In rural Turkmenistan communities face huge health challenges, ranging from clean water shortages and drug abuse to a lack of first aid skills or knowledge about diseases and maternal health. That’s why the British Red Cross is backing community-based activities that help thousands look forward to a healthier future.
Life expectancy in the central Asian country is relatively low compared to the average for the region (WHO), with many people that live in remote areas suffering from infectious diseases. A lack of clean drinking water means people are more likely to fall ill, increasing the chance of epidemics. Injuries such as burns, poisonings and insect bites also put their health at risk.
Many living in rural areas are unaware of how to treat injuries with first aid or how to prevent common infectious diseases. There are growing problems with sexually transmitted infections such as syphilis and gonorrhoea, which are often left untreated, and many young people lack information about the harmful effects of drugs.
©InfoThe Turkmenistan Red Crescent delivers vital education in rural areas through its community based health and first aid programme. Volunteers learn to educate others within their own community including school children, who share knowledge about key health and first aid messages at talks and training sessions in secondary schools. The Red Cross also works closely with local authorities to gain access to vulnerable groups.
The programm's actvities, which are funded by the British Red Cross, reached over 22,000 people in 2011. Over 400 volunteers of all ages and backgrounds are working to educate people and share important health and first aid messages, and have delivered 15,000 booklets about first aid and drug abuse. The programme allows volunteers, who work hand in hand with local people to plan and monitor the projects, to pass on knowledge that saves lives and protects livelihoods in their own community. And as the programme’s reputation grows, more and more people are willing to get involved.
Children have taken part in road safety sessions and public campaigns have marked events including World First Aid Day, International Red Cross Red Crescent Day, International Children’s Day and the International Day Against Drug Abuse and Illicit Trafficking.
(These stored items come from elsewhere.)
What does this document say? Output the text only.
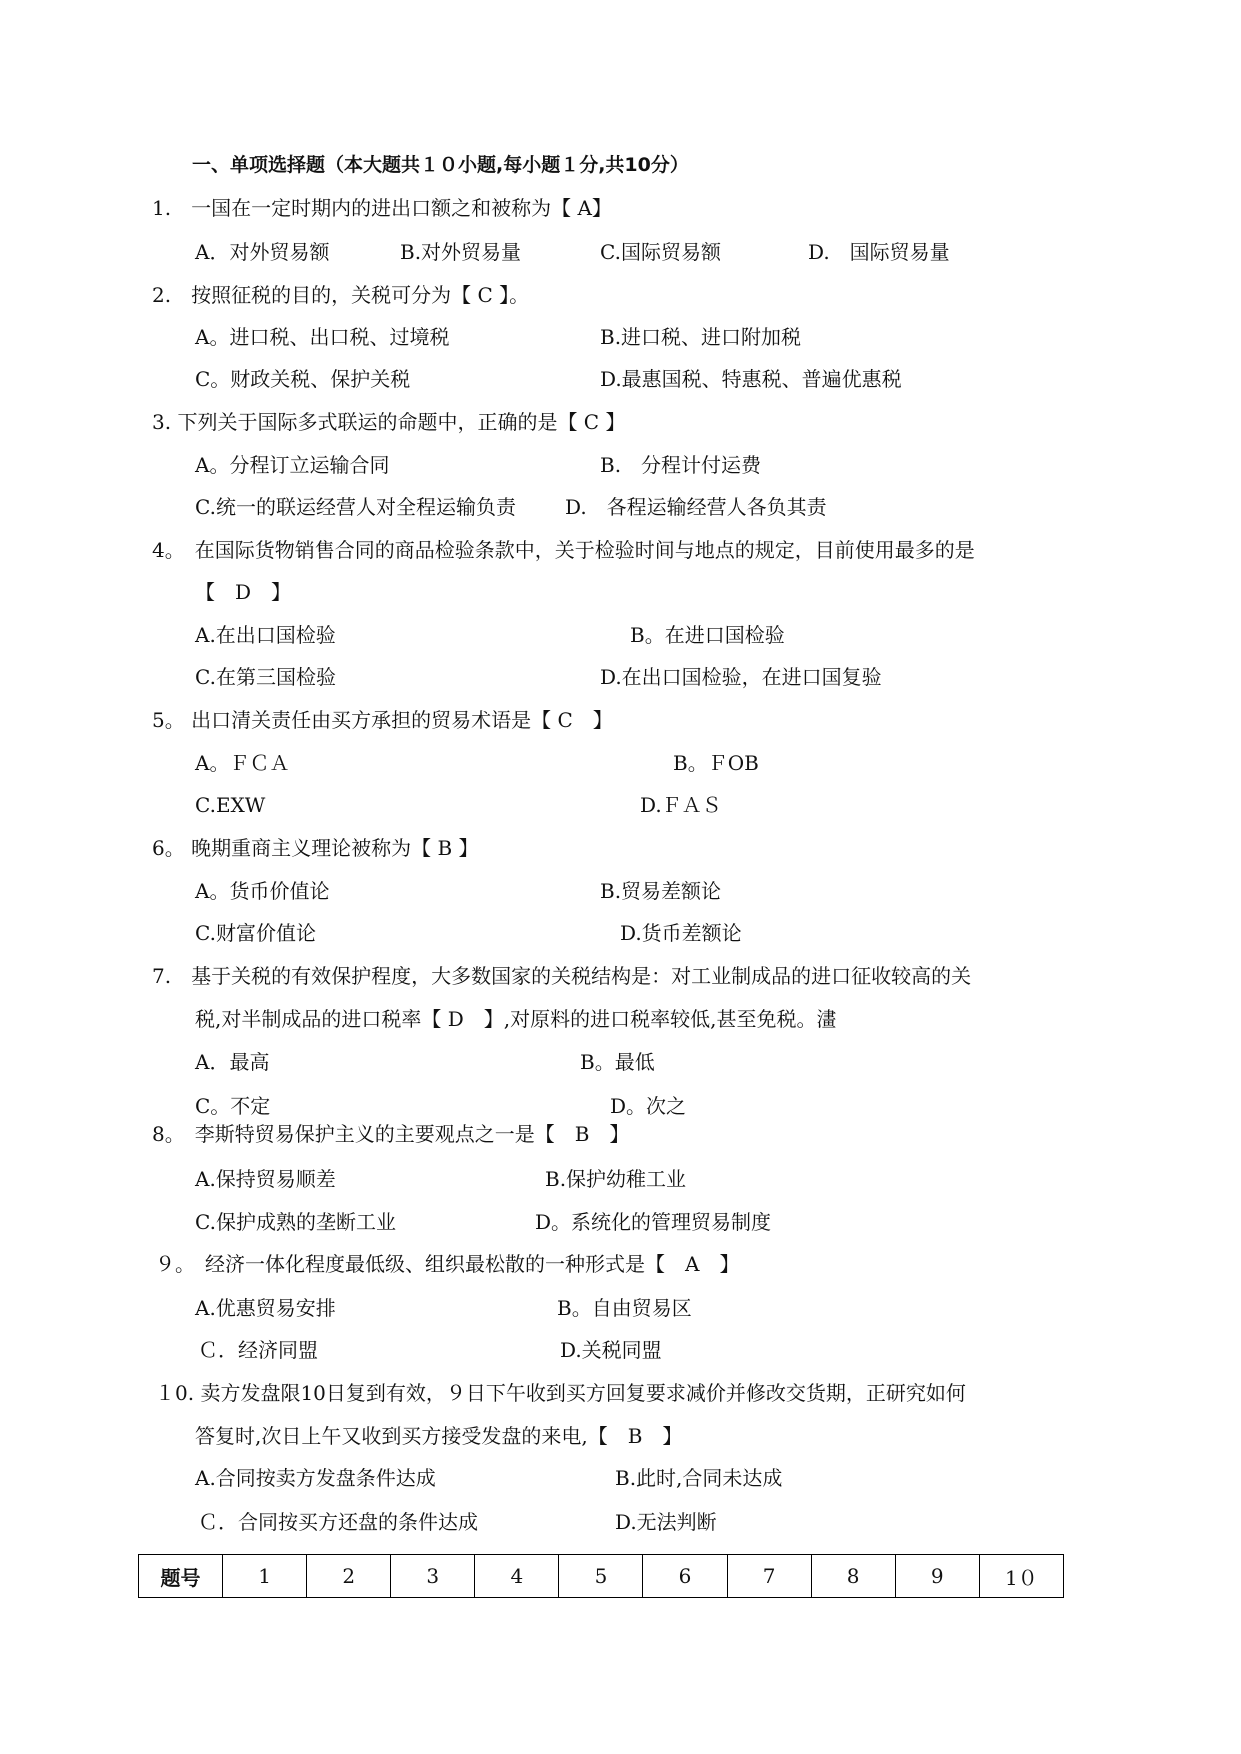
一、单项选择题（本大题共１０小题,每小题１分,共10分）
1.　一国在一定时期内的进出口额之和被称为【 A】
A．对外贸易额	B.对外贸易量	C.国际贸易额	D.　国际贸易量
2.　按照征税的目的，关税可分为【 C 】。
A。进口税、出口税、过境税	B.进口税、进口附加税
C。财政关税、保护关税	D.最惠国税、特惠税、普遍优惠税
3. 下列关于国际多式联运的命题中，正确的是【 C 】
A。分程订立运输合同	B.　分程计付运费
C.统一的联运经营人对全程运输负责 D.　各程运输经营人各负其责
4。　在国际货物销售合同的商品检验条款中，关于检验时间与地点的规定，目前使用最多的是
【　D　】
A.在出口国检验	B。在进口国检验
C.在第三国检验	D.在出口国检验，在进口国复验
5。 出口清关责任由买方承担的贸易术语是【 C　】
A。ＦＣＡ	B。ＦOB
C.EXW	D.ＦＡＳ
6。 晚期重商主义理论被称为【 B 】
A。货币价值论	B.贸易差额论
C.财富价值论	D.货币差额论
7.　基于关税的有效保护程度，大多数国家的关税结构是：对工业制成品的进口征收较高的关
税,对半制成品的进口税率【 D　】,对原料的进口税率较低,甚至免税。澅
A．最高	B。最低
C。不定	D。次之
8。　李斯特贸易保护主义的主要观点之一是【　B　】
A.保持贸易顺差	B.保护幼稚工业
C.保护成熟的垄断工业	D。系统化的管理贸易制度
９。　经济一体化程度最低级、组织最松散的一种形式是【　A　】
A.优惠贸易安排	B。自由贸易区
Ｃ．经济同盟	D.关税同盟
１0. 卖方发盘限10日复到有效，９日下午收到买方回复要求减价并修改交货期，正研究如何
答复时,次日上午又收到买方接受发盘的来电,【　B　】
A.合同按卖方发盘条件达成	B.此时,合同未达成
Ｃ．合同按买方还盘的条件达成	D.无法判断
题号	1	2	3	4	5	6	7	8	9	1０
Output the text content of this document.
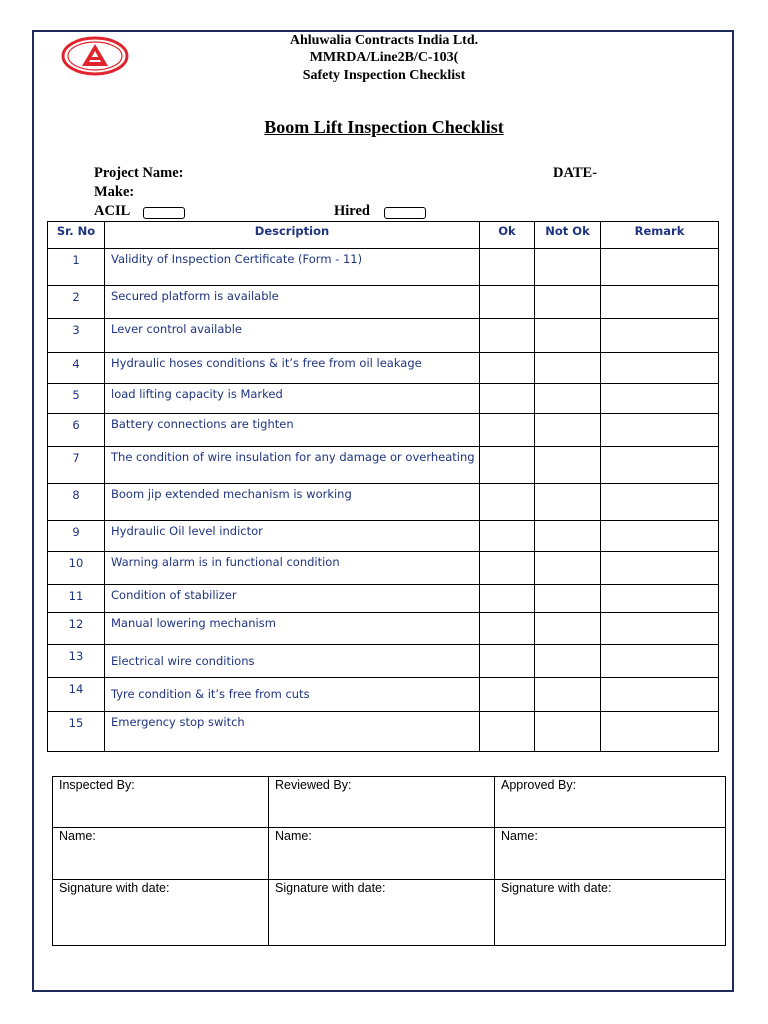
Ahluwalia Contracts India Ltd.
MMRDA/Line2B/C-103(
Safety Inspection Checklist
Boom Lift Inspection Checklist
Project Name:	DATE-
Make:
ACIL	Hired
Sr. No	Description	Ok	Not Ok	Remark
1	Validity of Inspection Certificate (Form - 11)			
2	Secured platform is available			
3	Lever control available			
4	Hydraulic hoses conditions & it’s free from oil leakage			
5	load lifting capacity is Marked			
6	Battery connections are tighten			
7	The condition of wire insulation for any damage or overheating			
8	Boom jip extended mechanism is working			
9	Hydraulic Oil level indictor			
10	Warning alarm is in functional condition			
11	Condition of stabilizer			
12	Manual lowering mechanism			
13	Electrical wire conditions			
14	Tyre condition & it’s free from cuts			
15	Emergency stop switch			
Inspected By:	Reviewed By:	Approved By:
Name:	Name:	Name:
Signature with date:	Signature with date:	Signature with date:
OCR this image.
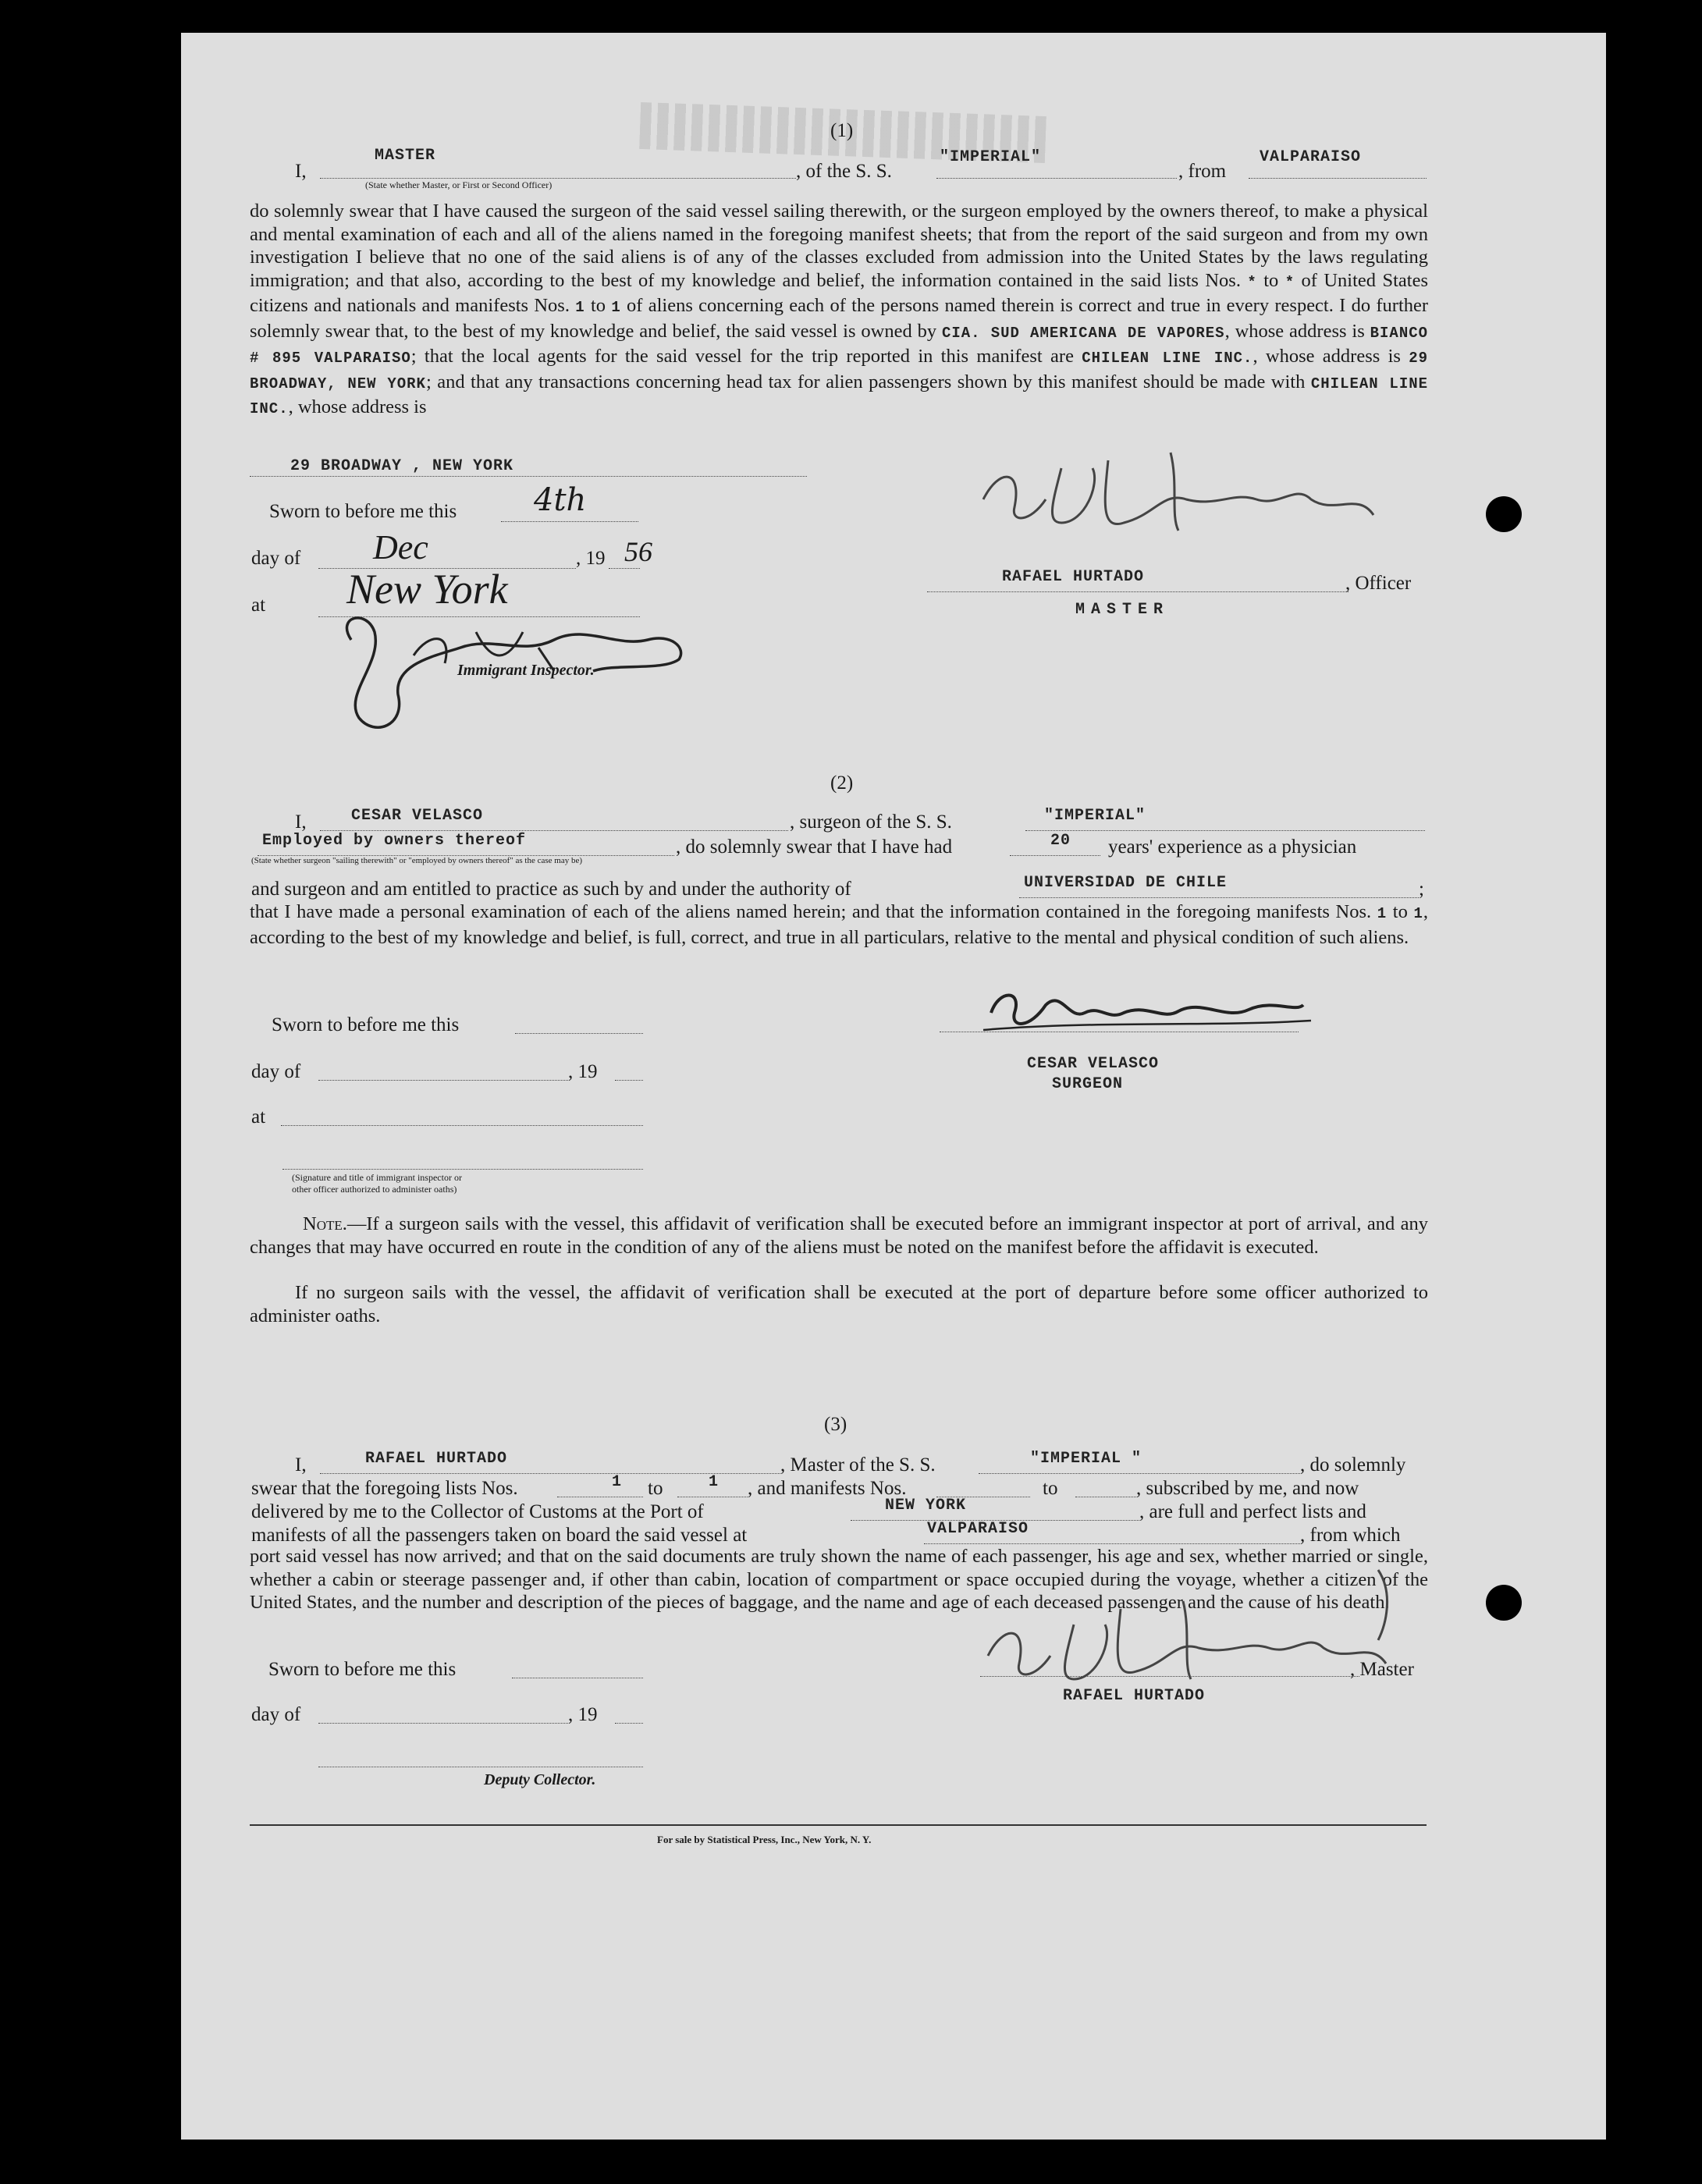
(1)
I,
MASTER
(State whether Master, or First or Second Officer)
, of the S. S.
"IMPERIAL"
, from
VALPARAISO
do solemnly swear that I have caused the surgeon of the said vessel sailing therewith, or the surgeon employed by the owners thereof, to make a physical and mental examination of each and all of the aliens named in the foregoing manifest sheets; that from the report of the said surgeon and from my own investigation I believe that no one of the said aliens is of any of the classes excluded from admission into the United States by the laws regulating immigration; and that also, according to the best of my knowledge and belief, the information contained in the said lists Nos. * to * of United States citizens and nationals and manifests Nos. 1 to 1 of aliens concerning each of the persons named therein is correct and true in every respect. I do further solemnly swear that, to the best of my knowledge and belief, the said vessel is owned by CIA. SUD AMERICANA DE VAPORES, whose address is BIANCO # 895 VALPARAISO; that the local agents for the said vessel for the trip reported in this manifest are CHILEAN LINE INC., whose address is 29 BROADWAY, NEW YORK; and that any transactions concerning head tax for alien passengers shown by this manifest should be made with CHILEAN LINE INC., whose address is
29 BROADWAY , NEW YORK
Sworn to before me this 4th
day of Dec	, 19 56
at New York
Immigrant Inspector.
RAFAEL HURTADO	, Officer
MASTER
(2)
I,	CESAR VELASCO	, surgeon of the S. S.	"IMPERIAL"
Employed by owners thereof
(State whether surgeon "sailing therewith" or "employed by owners thereof" as the case may be)
, do solemnly swear that I have had	20 years' experience as a physician
and surgeon and am entitled to practice as such by and under the authority of	UNIVERSIDAD DE CHILE	;
that I have made a personal examination of each of the aliens named herein; and that the information contained in the foregoing manifests Nos. 1 to 1, according to the best of my knowledge and belief, is full, correct, and true in all particulars, relative to the mental and physical condition of such aliens.
Sworn to before me this
day of	, 19
at
(Signature and title of immigrant inspector or
other officer authorized to administer oaths)
CESAR VELASCO
SURGEON
Note.—If a surgeon sails with the vessel, this affidavit of verification shall be executed before an immigrant inspector at port of arrival, and any changes that may have occurred en route in the condition of any of the aliens must be noted on the manifest before the affidavit is executed.
If no surgeon sails with the vessel, the affidavit of verification shall be executed at the port of departure before some officer authorized to administer oaths.
(3)
I,	RAFAEL HURTADO	, Master of the S. S.	"IMPERIAL "	, do solemnly
swear that the foregoing lists Nos.	1 to	1 , and manifests Nos.	to	, subscribed by me, and now
delivered by me to the Collector of Customs at the Port of	NEW YORK	, are full and perfect lists and
manifests of all the passengers taken on board the said vessel at	VALPARAISO	, from which
port said vessel has now arrived; and that on the said documents are truly shown the name of each passenger, his age and sex, whether married or single, whether a cabin or steerage passenger and, if other than cabin, location of compartment or space occupied during the voyage, whether a citizen of the United States, and the number and description of the pieces of baggage, and the name and age of each deceased passenger and the cause of his death.
Sworn to before me this
day of	, 19
Deputy Collector.
, Master
RAFAEL HURTADO
For sale by Statistical Press, Inc., New York, N. Y.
©InfoThe programme brings simple but potentially life-saving knowledge to the communities it reaches. In 2011, 89 per cent of pregnant women involved with it regularly visited antenatal clinics – and 81 per cent of pregnant and breastfeeding women followed important advice on nutrition to give their children the best possible start in life.
Of 3,000 children reached by the programme, 95 per cent later showed knowledge about personal hygiene and preventing common diseases. This learning could prove vital in an area with a heavily polluted river and where few households have their own toilet.
Programme coordinator Aynabat Muhamova says: “We recruit volunteers whom we train to reach out to their own community. They spread messages of diseases prevention, health promotion, trauma reduction and basic first aid training. Just simple things like learning how to disinfect water can save many lives.”